面会交流は、双方の親が協力して行うものですので、譲れるところはできる限り譲る姿勢を見せることで、相手方親も面会交流の実施に協力的になってくれやすくなります。
【具体例】
- 育児と仕事で忙しくて時間が取れない→日程を合わせてあげる
- 今月は学校行事が多く面会交流ができない→今月は控えて来月に2回実施してもらう
- 面会交流中に子が帰りたがった→相手方親に連絡・報告した上で早めに帰らせてあげる
面会交流調停を弁護士に依頼するメリット
様々な選択肢を示してもらえる
前述のとおり、面会交流の実現可能性を高めるためには、面会交流を拒否する原因を解決する、代替案を示すという点が非常に重要になってきます。
弁護士は、面会交流に関するノウハウを持っていますので、色々な選択肢を示してもらうことができるメリットがあります。
調停・面会交流に同席してもらえる
弁護士が調停に同席してくれますので、こちらに不利な主張を展開してしまうなどのミスを防ぐことができます(緊急の要件等で調停に出頭することが難しい場合には弁護士が代理で出頭してくれます)。

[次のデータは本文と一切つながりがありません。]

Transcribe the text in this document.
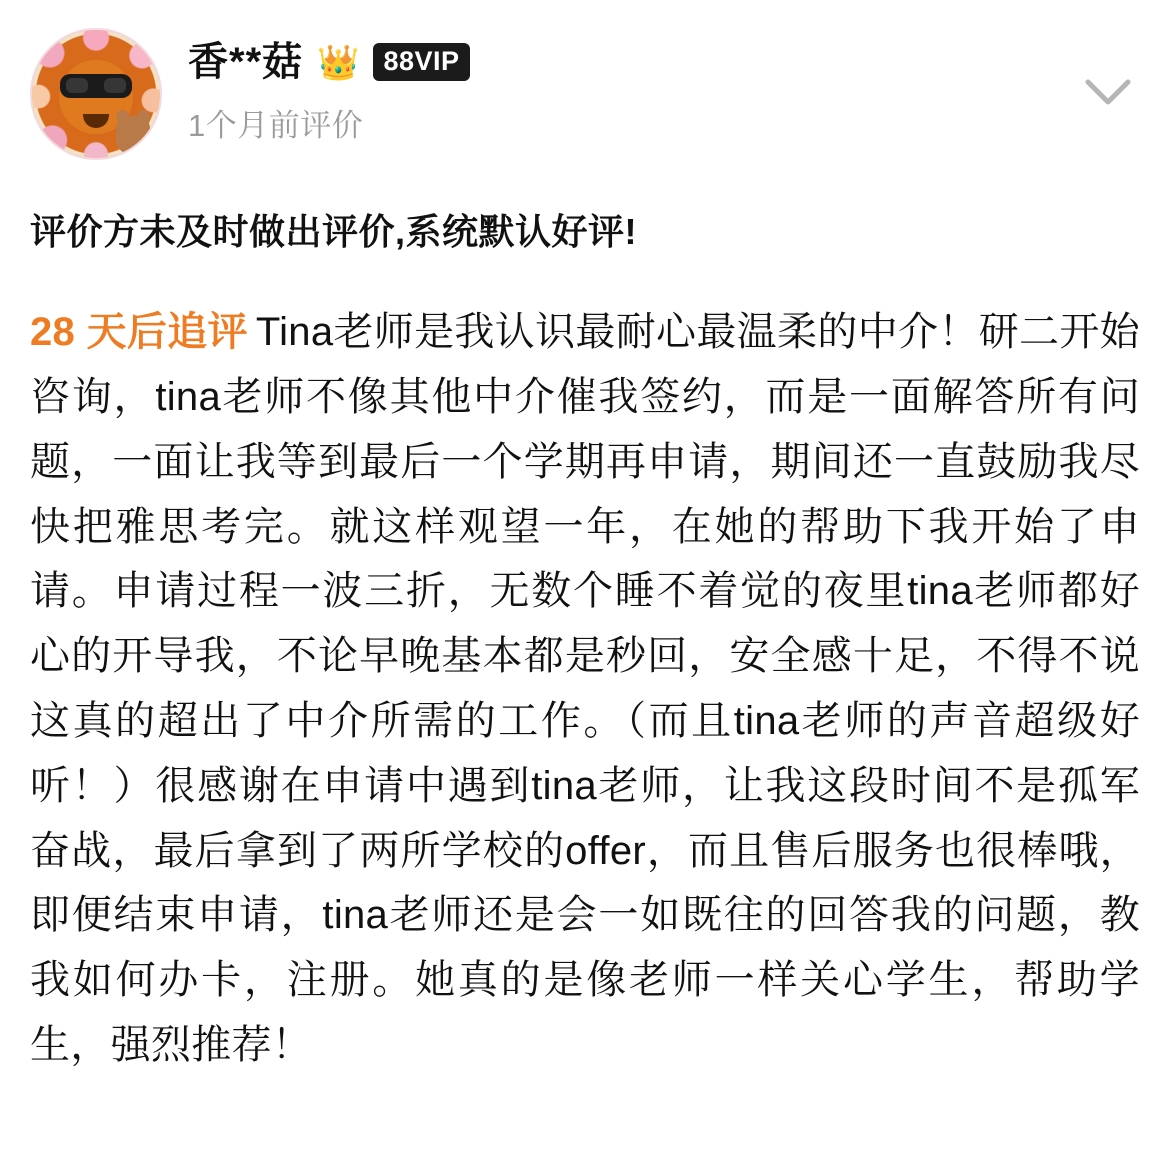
香**菇 👑 88VIP
1个月前评价
评价方未及时做出评价,系统默认好评!
28 天后追评 Tina老师是我认识最耐心最温柔的中介！研二开始咨询，tina老师不像其他中介催我签约，而是一面解答所有问题，一面让我等到最后一个学期再申请，期间还一直鼓励我尽快把雅思考完。就这样观望一年，在她的帮助下我开始了申请。申请过程一波三折，无数个睡不着觉的夜里tina老师都好心的开导我，不论早晚基本都是秒回，安全感十足，不得不说这真的超出了中介所需的工作。（而且tina老师的声音超级好听！）很感谢在申请中遇到tina老师，让我这段时间不是孤军奋战，最后拿到了两所学校的offer，而且售后服务也很棒哦，即便结束申请，tina老师还是会一如既往的回答我的问题，教我如何办卡，注册。她真的是像老师一样关心学生，帮助学生，强烈推荐！
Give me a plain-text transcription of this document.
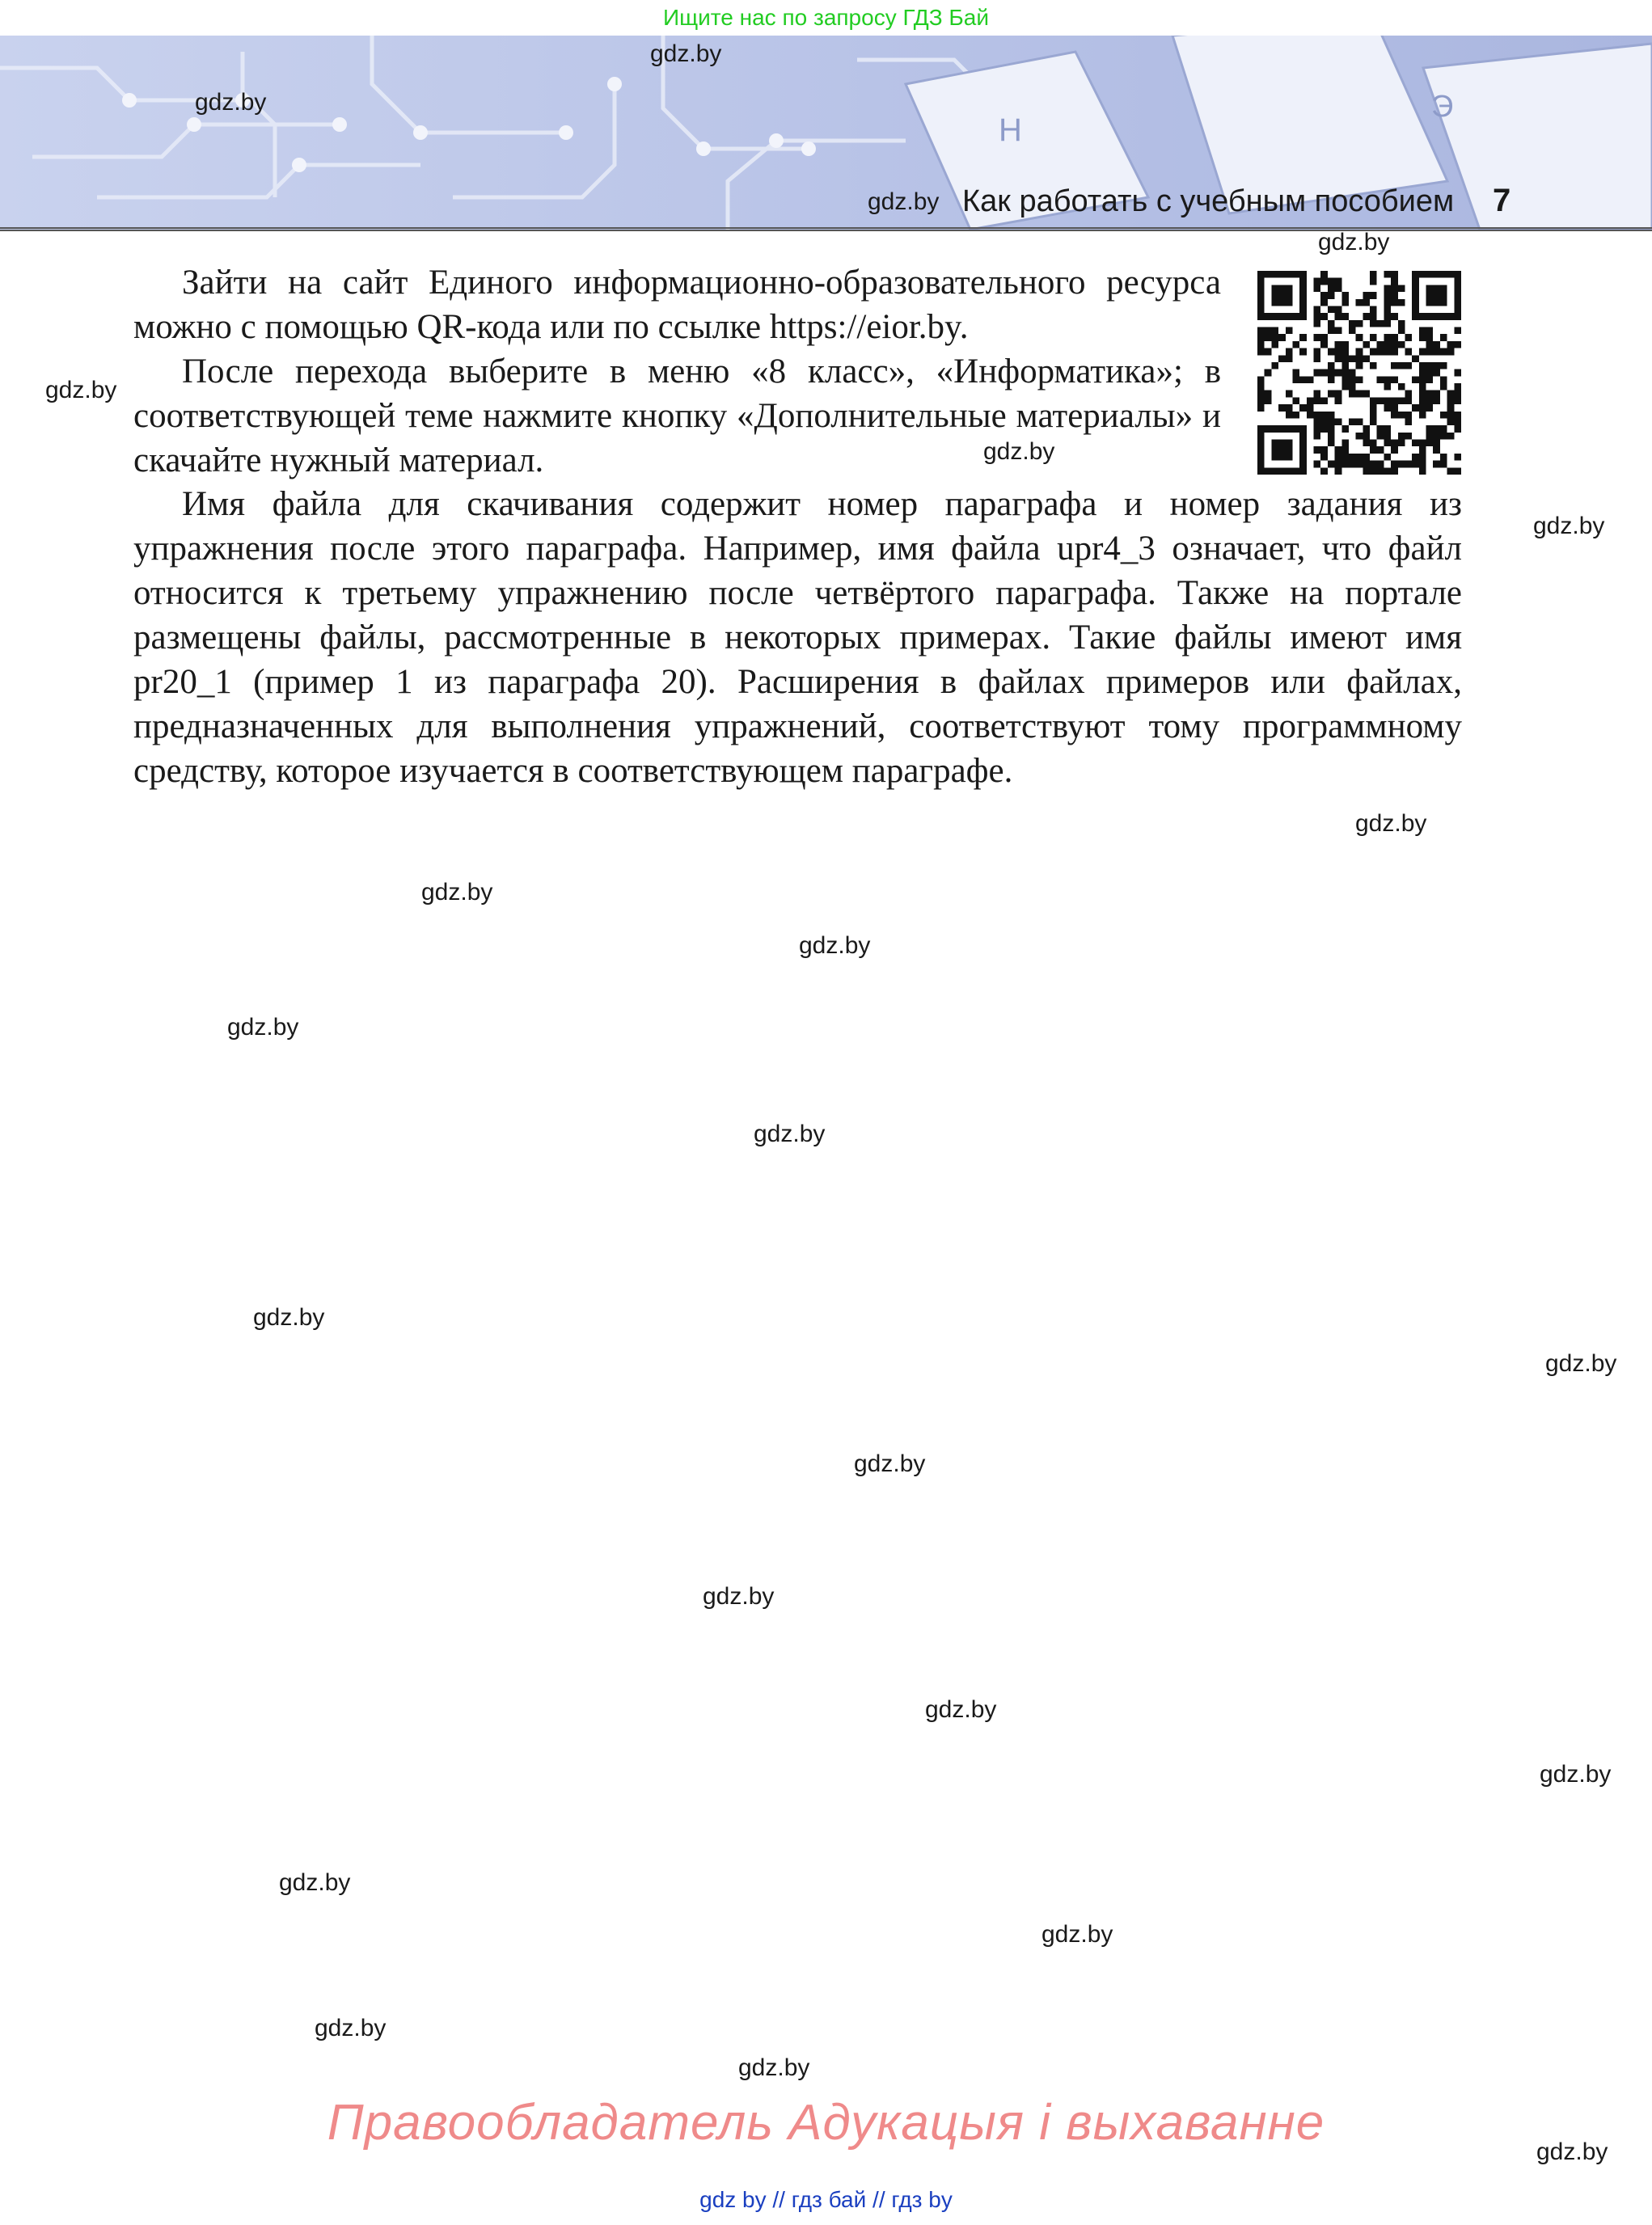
Ищите нас по запросу ГДЗ Бай
H
Э
Как работать с учебным пособием 7

Зайти на сайт Единого информационно-образовательного ресурса можно с помощью QR-кода или по ссылке https://eior.by.

После перехода выберите в меню «8 класс», «Информатика»; в соответствующей теме нажмите кнопку «Дополнительные материалы» и скачайте нужный материал.

Имя файла для скачивания содержит номер параграфа и номер задания из упражнения после этого параграфа. Например, имя файла upr4_3 означает, что файл относится к третьему упражнению после четвёртого параграфа. Также на портале размещены файлы, рассмотренные в некоторых примерах. Такие файлы имеют имя pr20_1 (пример 1 из параграфа 20). Расширения в файлах примеров или файлах, предназначенных для выполнения упражнений, соответствуют тому программному средству, которое изучается в соответствующем параграфе.

gdz.by
gdz.by
gdz.by
gdz.by
gdz.by
gdz.by
gdz.by
gdz.by
gdz.by
gdz.by
gdz.by
gdz.by
gdz.by
gdz.by
gdz.by
gdz.by
gdz.by
gdz.by
gdz.by
gdz.by
gdz.by
gdz.by
gdz.by
Правообладатель Адукацыя і выхаванне
gdz by // гдз бай // гдз by
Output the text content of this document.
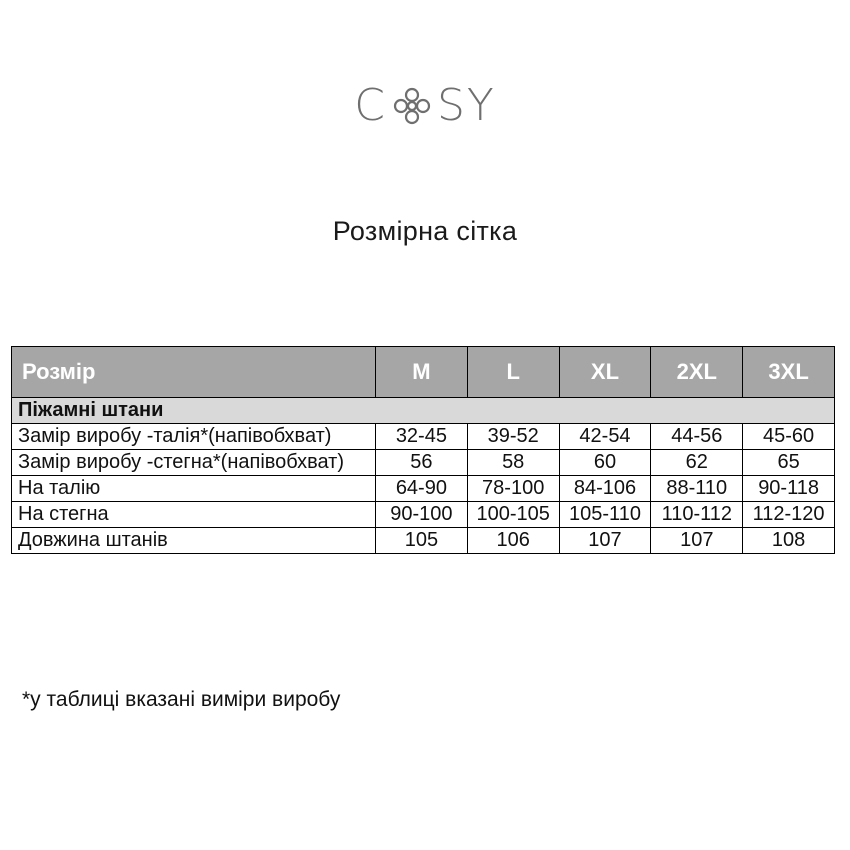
C SY
Розмірна сітка
Розмір	M	L	XL	2XL	3XL
Піжамні штани					
Замір виробу -талія*(напівобхват)	32-45	39-52	42-54	44-56	45-60
Замір виробу -стегна*(напівобхват)	56	58	60	62	65
На талію	64-90	78-100	84-106	88-110	90-118
На стегна	90-100	100-105	105-110	110-112	112-120
Довжина штанів	105	106	107	107	108
*у таблиці вказані виміри виробу
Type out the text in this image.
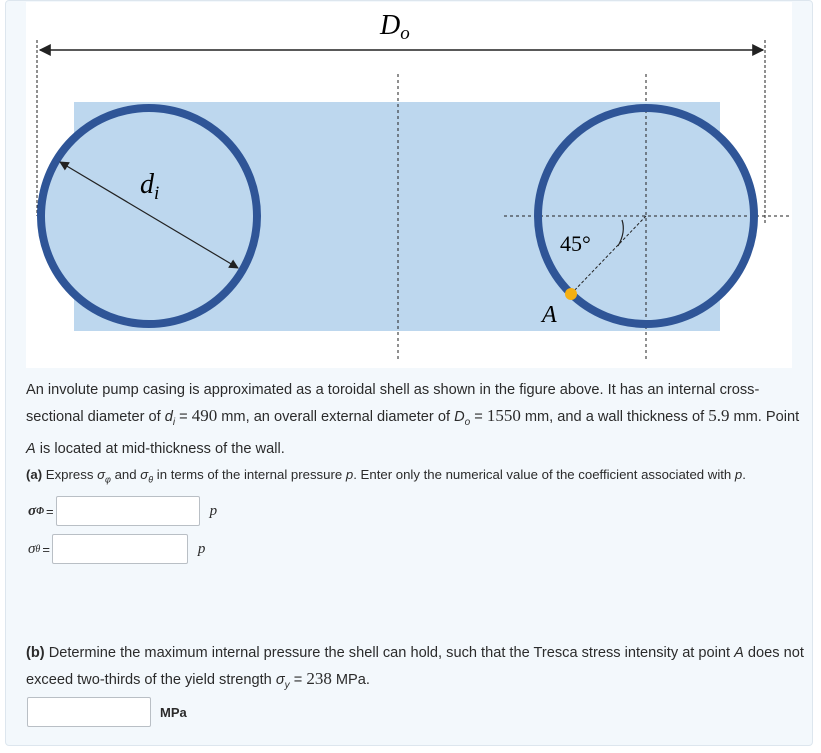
Do
$d_i$
45°
A
An involute pump casing is approximated as a toroidal shell as shown in the figure above. It has an internal cross-sectional diameter of $d_i = 490$ mm, an overall external diameter of $D_o = 1550$ mm, and a wall thickness of 5.9 mm. Point A is located at mid-thickness of the wall.
(a) Express $\sigma_\varphi$ and $\sigma_\theta$ in terms of the internal pressure p. Enter only the numerical value of the coefficient associated with p.
σ Φ =	p
σ θ =	p
(b) Determine the maximum internal pressure the shell can hold, such that the Tresca stress intensity at point A does not exceed two-thirds of the yield strength $\sigma_y = 238$ MPa.
MPa
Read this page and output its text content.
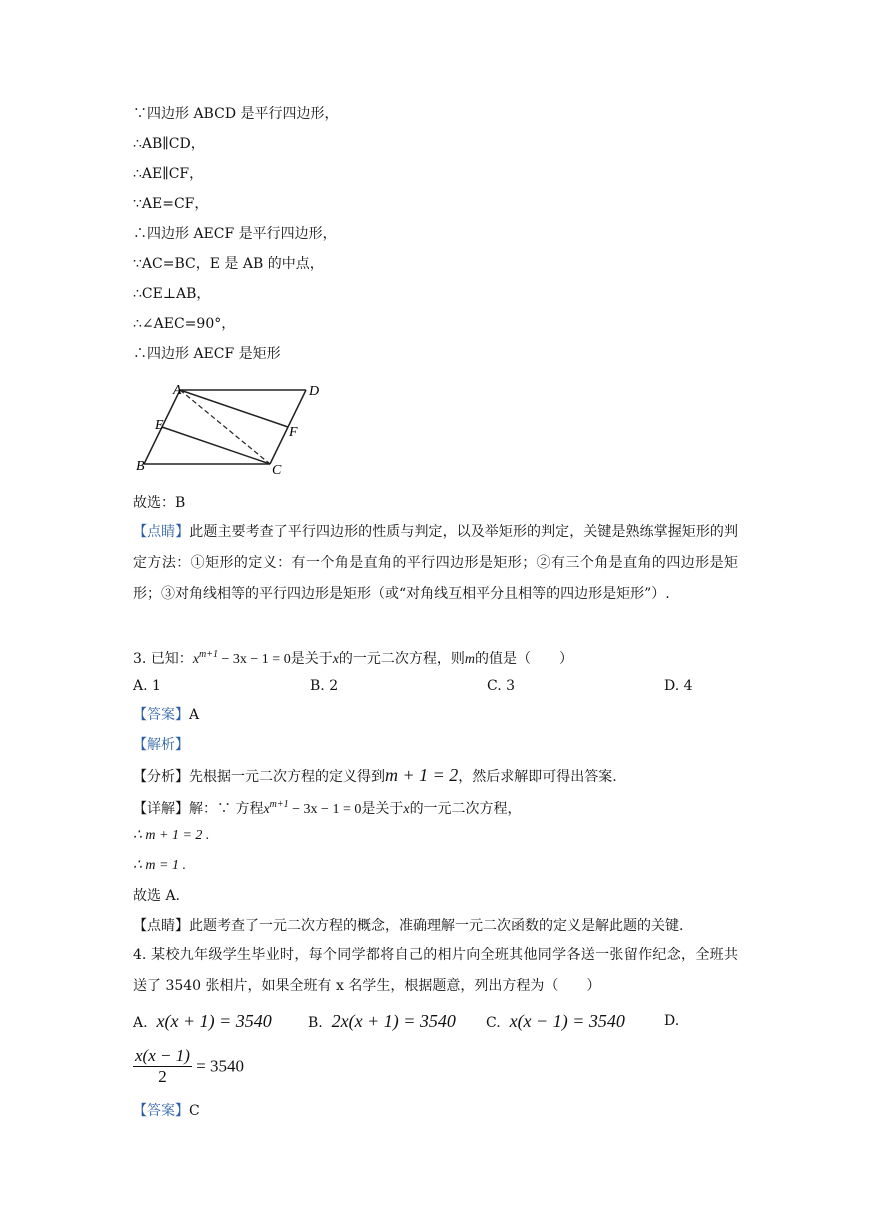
∵四边形 ABCD 是平行四边形，
∴AB∥CD，
∴AE∥CF，
∵AE=CF，
∴四边形 AECF 是平行四边形，
∵AC=BC，E 是 AB 的中点，
∴CE⊥AB，
∴∠AEC=90°，
∴四边形 AECF 是矩形
A	D
E	F
B	C
故选：B
【点睛】此题主要考查了平行四边形的性质与判定，以及举矩形的判定，关键是熟练掌握矩形的判定方法：①矩形的定义：有一个角是直角的平行四边形是矩形；②有三个角是直角的四边形是矩形；③对角线相等的平行四边形是矩形（或“对角线互相平分且相等的四边形是矩形”）.
3. 已知：$x^{m+1} - 3x - 1 = 0$是关于x的一元二次方程，则m的值是（　　）
A. 1	B. 2	C. 3	D. 4
【答案】A
【解析】
【分析】先根据一元二次方程的定义得到m + 1 = 2，然后求解即可得出答案.
【详解】解：∵ 方程$x^{m+1} - 3x - 1 = 0$是关于x的一元二次方程，
∴ m + 1 = 2 .
∴ m = 1 .
故选 A.
【点睛】此题考查了一元二次方程的概念，准确理解一元二次函数的定义是解此题的关键.
4. 某校九年级学生毕业时，每个同学都将自己的相片向全班其他同学各送一张留作纪念，全班共送了 3540 张相片，如果全班有 x 名学生，根据题意，列出方程为（　　）
A. x(x + 1) = 3540	B. 2x(x + 1) = 3540 C. x(x − 1) = 3540	D.
$\frac{x(x - 1)}{2} = 3540$
【答案】C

また、必要に応じて、弁護士が面会交流に立ち会ってくれますので、その点もメリットになります。
書面を作成してもらえる
調停では、調停委員会から書面や資料の提出を求められる場合があります。
弁護士に依頼することで、説得的な書面を作成してもらえますし、また、資料を精査した上でこちらに有利な資料を提出してもらえます。
まとめ
面会交流調停の申立てをお考えの方や面会交流の調停がうまく進まないという方は、一度弁護士に相談し話を聞いてみると良いでしょう。